Usually, when one announces their retirement, you imagine them taking things easy and resting at home. Well, that may be the case but it does not apply to Studio Ghibli co-founder Hayao Miyazaki.

Despite announcing his retirement in 2013, Miyazaki continues to produce films, with the latest project he’s working on titled How Do You Live? and is based on a story of the same name. 

In an interview with Entertainment Weekly, Ghibli producer Toshio Suzuki, who has worked on a number of the studio’s films, shared more about the upcoming project, stating that it will be a “big, fantastical story”.

He also shared his hesitance about Miyazaki’s return to directing.

“Many directors make films on and on and on throughout their careers as they grow older,” Suzuki said through a translator. “When Miyazaki came back and said that I want to make a film again, I actually said that’s not a great idea because he’s achieved so much already. You can’t come back and do something that you’ve already done in the past, you have to do something different. One of the ideas that came out from that was, why not spend more time and spend more money [to make a film]? So, that’s one of the new approaches.”

We are still hand-drawing everything, but it takes us more time to complete a film because we’re drawing more frames,” Suzuki said. “So, there are more drawings to draw than before. Back when we were making [1988’s] My Neighbor Totoro, we only had eight animators. Totoro we made in eight months. [For] the current film that Hayao Miyazaki is working on, we have 60 animators, but we are only able to come up with one minute of animation in a month.
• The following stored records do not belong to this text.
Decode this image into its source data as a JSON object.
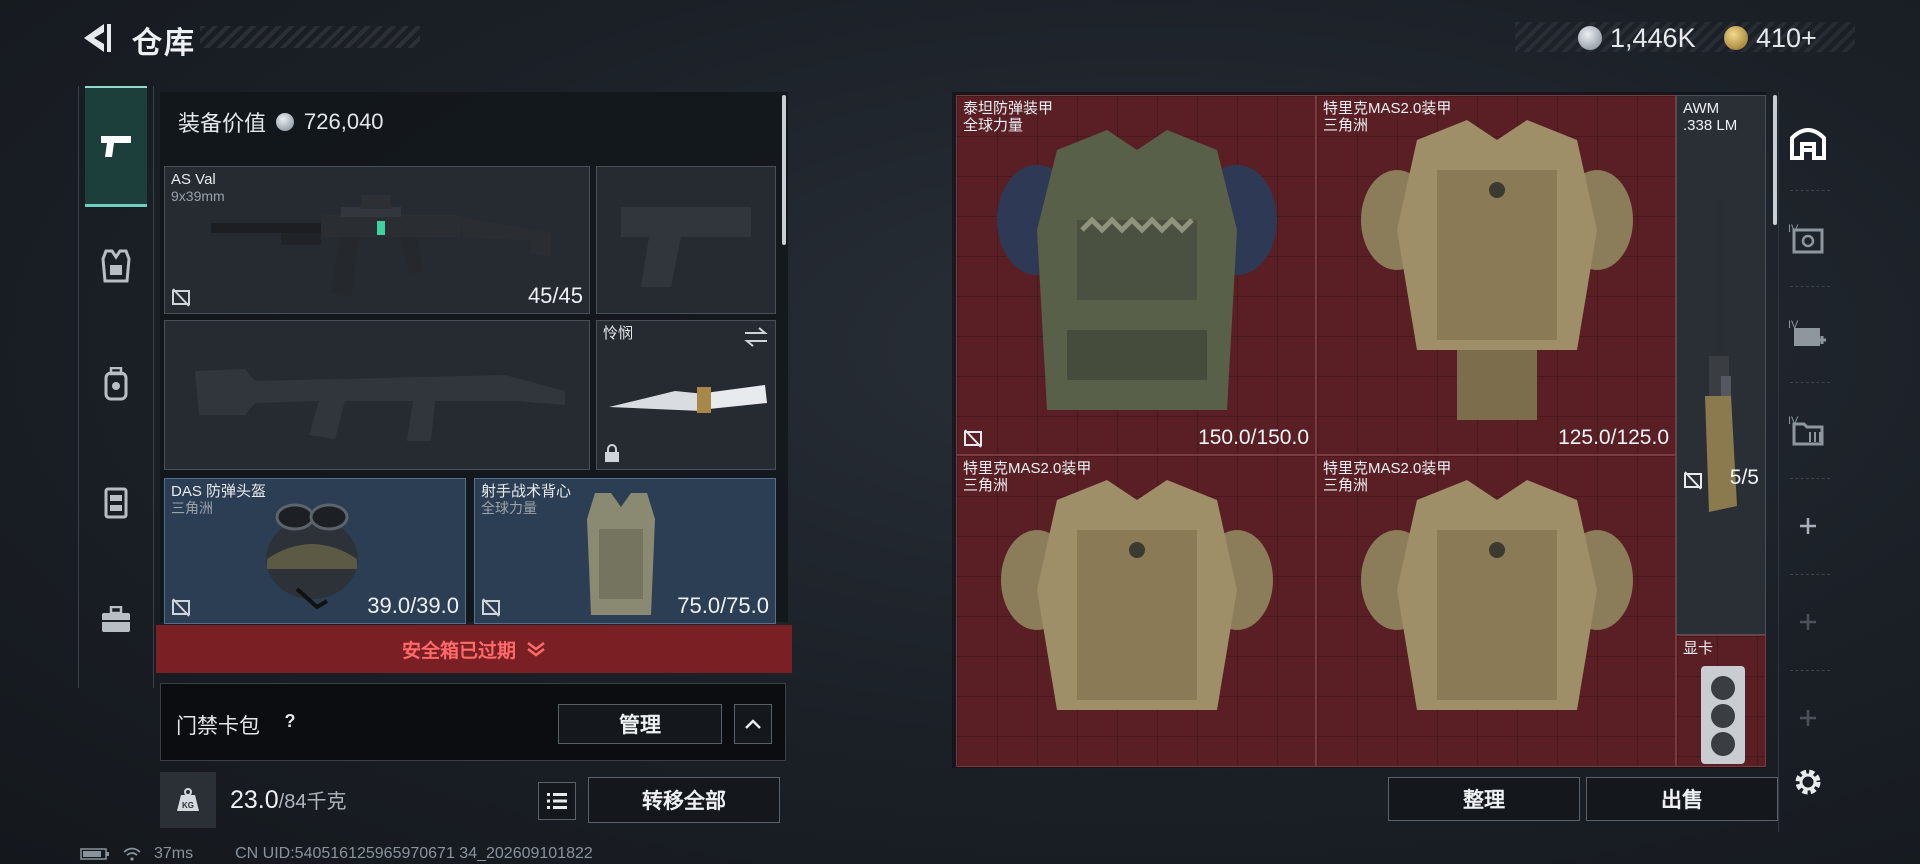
{
  "header": {
    "title": "仓库",
    "currency_silver": "1,446K",
    "currency_gold": "410+"
  },
  "category_tabs": [
    {
      "id": "weapons",
      "icon": "pistol-icon",
      "active": true
    },
    {
      "id": "armor",
      "icon": "vest-icon"
    },
    {
      "id": "backpack",
      "icon": "backpack-icon"
    },
    {
      "id": "rig",
      "icon": "chest-rig-icon"
    },
    {
      "id": "case",
      "icon": "toolbox-icon"
    }
  ],
  "loadout": {
    "equipment_value_label": "装备价值",
    "equipment_value": "726,040",
    "primary_weapon": {
      "name": "AS Val",
      "caliber": "9x39mm",
      "ammo": "45/45"
    },
    "melee": {
      "name": "怜悯"
    },
    "helmet": {
      "name": "DAS 防弹头盔",
      "faction": "三角洲",
      "durability": "39.0/39.0"
    },
    "vest": {
      "name": "射手战术背心",
      "faction": "全球力量",
      "durability": "75.0/75.0"
    },
    "safebox_status": "安全箱已过期",
    "keycard_label": "门禁卡包",
    "keycard_help": "?",
    "manage_label": "管理",
    "weight_current": "23.0",
    "weight_max": "/84千克",
    "transfer_all_label": "转移全部"
  },
  "storage": {
    "items": [
      {
        "name": "泰坦防弹装甲",
        "sub": "全球力量",
        "durability": "150.0/150.0"
      },
      {
        "name": "特里克MAS2.0装甲",
        "sub": "三角洲",
        "durability": "125.0/125.0"
      },
      {
        "name": "AWM",
        "sub": ".338 LM",
        "ammo": "5/5"
      },
      {
        "name": "特里克MAS2.0装甲",
        "sub": "三角洲"
      },
      {
        "name": "特里克MAS2.0装甲",
        "sub": "三角洲"
      },
      {
        "name": "显卡",
        "sub": ""
      }
    ],
    "sort_label": "整理",
    "sell_label": "出售"
  },
  "status": {
    "ping": "37ms",
    "uid": "CN UID:540516125965970671 34_202609101822"
  },
  "colors": {
    "accent_teal": "#6fd0c2",
    "storage_red": "#5a1f25",
    "expired_red": "#7a1f23"
  }
}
That means 12 months a year, you get 12 minutes worth of movie. Actually, we’ve been working on this film for three years, so that means we have 36 minutes completed so far. We’re hoping it will finish in the next three years.

How Do You Live? centres around the story of a young boy Junichi Honda who moves in with his uncle and experiences a “spiritual change” there. It is based on a 1973 novel by Genzaburou Yoshino.

Meanwhile, you can catch up on 21 Studio Ghibli films including Howl’s Moving Castle and Spirited Away on Netflix.